Martin Santos Lugo Tapia, 31, will return to Memphis for his ordination. Jakub Mackowicz, 32, will be ordained for the Diocese of Orange in California.

The men celebrated at the Ordinandi Dinner got to choose the theme for the night. They chose “Jesus, I trust in you.”

In 13 short talks, each of the deacons demonstrated how putting their trust in Jesus led them to ordination.

Pereira said he was amazed to find he was still called to serve, “despite my sinfulness, despite my unworthiness, despite my attraction to the world.”

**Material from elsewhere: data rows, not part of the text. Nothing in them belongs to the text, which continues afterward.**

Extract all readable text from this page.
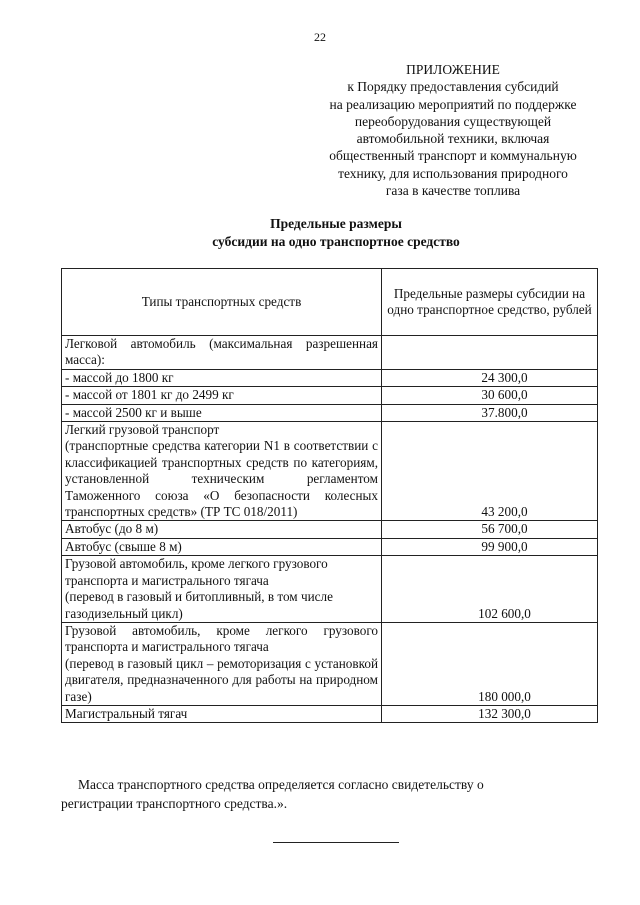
22
ПРИЛОЖЕНИЕ
к Порядку предоставления субсидий
на реализацию мероприятий по поддержке
переоборудования существующей
автомобильной техники, включая
общественный транспорт и коммунальную
технику, для использования природного
газа в качестве топлива
Предельные размеры
субсидии на одно транспортное средство
Типы транспортных средств	Предельные размеры субсидии на одно транспортное средство, рублей
Легковой автомобиль (максимальная разрешенная масса):	
- массой до 1800 кг	24 300,0
- массой от 1801 кг до 2499 кг	30 600,0
- массой 2500 кг и выше	37.800,0
Легкий грузовой транспорт
(транспортные средства категории N1 в соответствии с классификацией транспортных средств по категориям, установленной техническим регламентом Таможенного союза «О безопасности колесных транспортных средств» (ТР ТС 018/2011)	43 200,0
Автобус (до 8 м)	56 700,0
Автобус (свыше 8 м)	99 900,0
Грузовой автомобиль, кроме легкого грузового транспорта и магистрального тягача
(перевод в газовый и битопливный, в том числе газодизельный цикл)	102 600,0
Грузовой автомобиль, кроме легкого грузового транспорта и магистрального тягача
(перевод в газовый цикл – ремоторизация с установкой двигателя, предназначенного для работы на природном газе)	180 000,0
Магистральный тягач	132 300,0
Масса транспортного средства определяется согласно свидетельству о
регистрации транспортного средства.».
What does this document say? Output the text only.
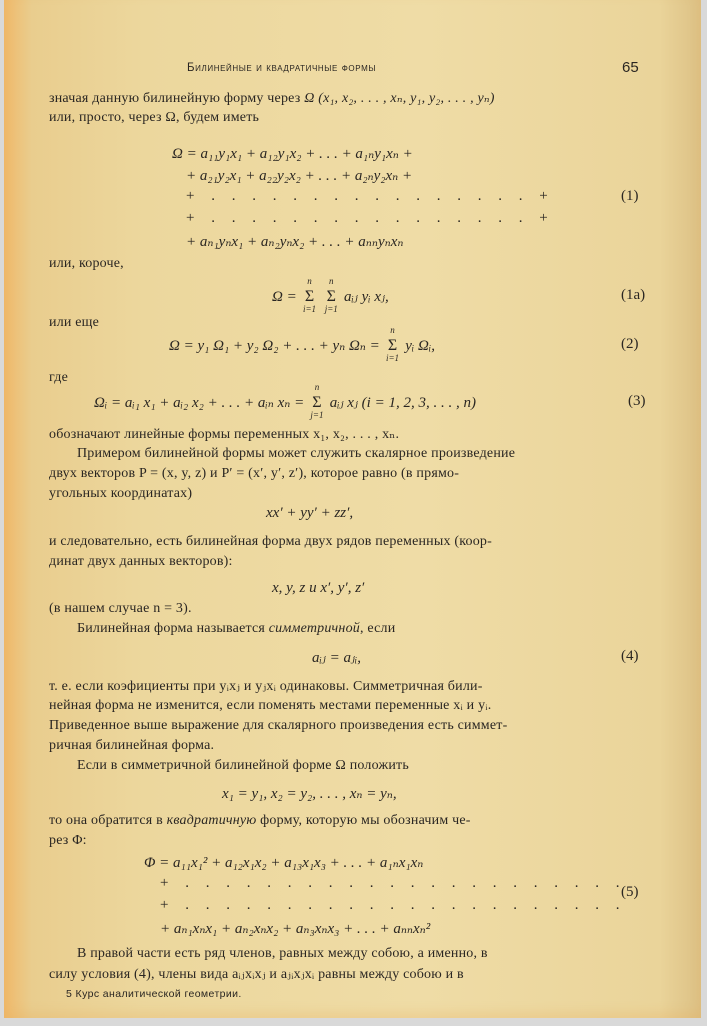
Билинейные и квадратичные формы	65
значая данную билинейную форму через Ω (x₁, x₂, . . . , xₙ, y₁, y₂, . . . , yₙ)
или, просто, через Ω, будем иметь
Ω = a₁₁y₁x₁ + a₁₂y₁x₂ + . . . + a₁ₙy₁xₙ +
+ a₂₁y₂x₁ + a₂₂y₂x₂ + . . . + a₂ₙy₂xₙ +
+ . . . . . . . . . . . . . . . . +
+ . . . . . . . . . . . . . . . . +
+ aₙ₁yₙx₁ + aₙ₂yₙx₂ + . . . + aₙₙyₙxₙ
(1)
или, короче,
Ω = Σ
n
i=1
Σ
n
j=1
aᵢⱼ yᵢ xⱼ,	(1a)
или еще
Ω = y₁ Ω₁ + y₂ Ω₂ + . . . + yₙ Ωₙ = Σ
n
i=1
yᵢ Ωᵢ,	(2)
где
Ωᵢ = aᵢ₁ x₁ + aᵢ₂ x₂ + . . . + aᵢₙ xₙ = Σ
n
j=1
aᵢⱼ xⱼ (i = 1, 2, 3, . . . , n)	(3)
обозначают линейные формы переменных x₁, x₂, . . . , xₙ.
Примером билинейной формы может служить скалярное произведение
двух векторов P = (x, y, z) и P′ = (x′, y′, z′), которое равно (в прямо-
угольных координатах)
xx′ + yy′ + zz′,
и следовательно, есть билинейная форма двух рядов переменных (коор-
динат двух данных векторов):
x, y, z и x′, y′, z′
(в нашем случае n = 3).
Билинейная форма называется симметричной, если
aᵢⱼ = aⱼᵢ,	(4)
т. е. если коэфициенты при yᵢxⱼ и yⱼxᵢ одинаковы. Симметричная били-
нейная форма не изменится, если поменять местами переменные xᵢ и yᵢ.
Приведенное выше выражение для скалярного произведения есть симмет-
ричная билинейная форма.
Если в симметричной билинейной форме Ω положить
x₁ = y₁, x₂ = y₂, . . . , xₙ = yₙ,
то она обратится в квадратичную форму, которую мы обозначим че-
рез Φ:
Φ = a₁₁x₁² + a₁₂x₁x₂ + a₁₃x₁x₃ + . . . + a₁ₙx₁xₙ
+ . . . . . . . . . . . . . . . . . . . . . .
+ . . . . . . . . . . . . . . . . . . . . . .
+ aₙ₁xₙx₁ + aₙ₂xₙx₂ + aₙ₃xₙx₃ + . . . + aₙₙxₙ²
(5)
В правой части есть ряд членов, равных между собою, а именно, в
силу условия (4), члены вида aᵢⱼxᵢxⱼ и aⱼᵢxⱼxᵢ равны между собою и в
5 Курс аналитической геометрии.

A walking pilgrimage to the Martyrs’ Shrine in Midland, Ont., was the turning point in Dicuangco’s journey to the priesthood.

“On this pilgrimage, I really had an encounter with God,” he said. Instead of faith as an abstract notion, “Faith was now someone — a person who loved me and gave Himself up for me,” Dicuangco said.

Neocatechumenal missionary de Lima spoke frankly about his struggles in seminary — struggles that lasted 12 years.

“You’ve heard of permanent deacons. I thought I would be the first permanent seminarian,” de Lima said. “It was not 12 years of slavery.”

The spur to Sutka’s quest was a pair of Jehovah’s Witness missionaries who tried to talk him and his brother out of Catholicism.

“Because of them, I wanted to learn more about my faith and how to defend it,” Sutka said.

“No one’s call story is a single effort,” Coyne said.

Coyne, 46,  relied on his mother, his sister and the example of his fellow seminarians as he took the long way round to priesthood through teaching English abroad, a stint as a long-haul trucker and the experience of Christian community at Madonna House in Combermere, Ont.

“I thought the Church is good for old ladies. The Church was very boring to me,” was Bartosinski’s starting point.

Deeply affected by St. Pope John Paul II’s funeral, Bartosinski found his way to the Neocatechumenal community.

Stankiewicz praised his mother as he told his story. “Moms are the coolest people on Earth. Women have this warmth, this tenderness,” he said. “A mother reflects the tenderness of God.”

Former CN Tower finance officer Corpus emphasized how his shift to priesthood is also a shift in perspective.

“I have a new metric, a new measure of success,” he said.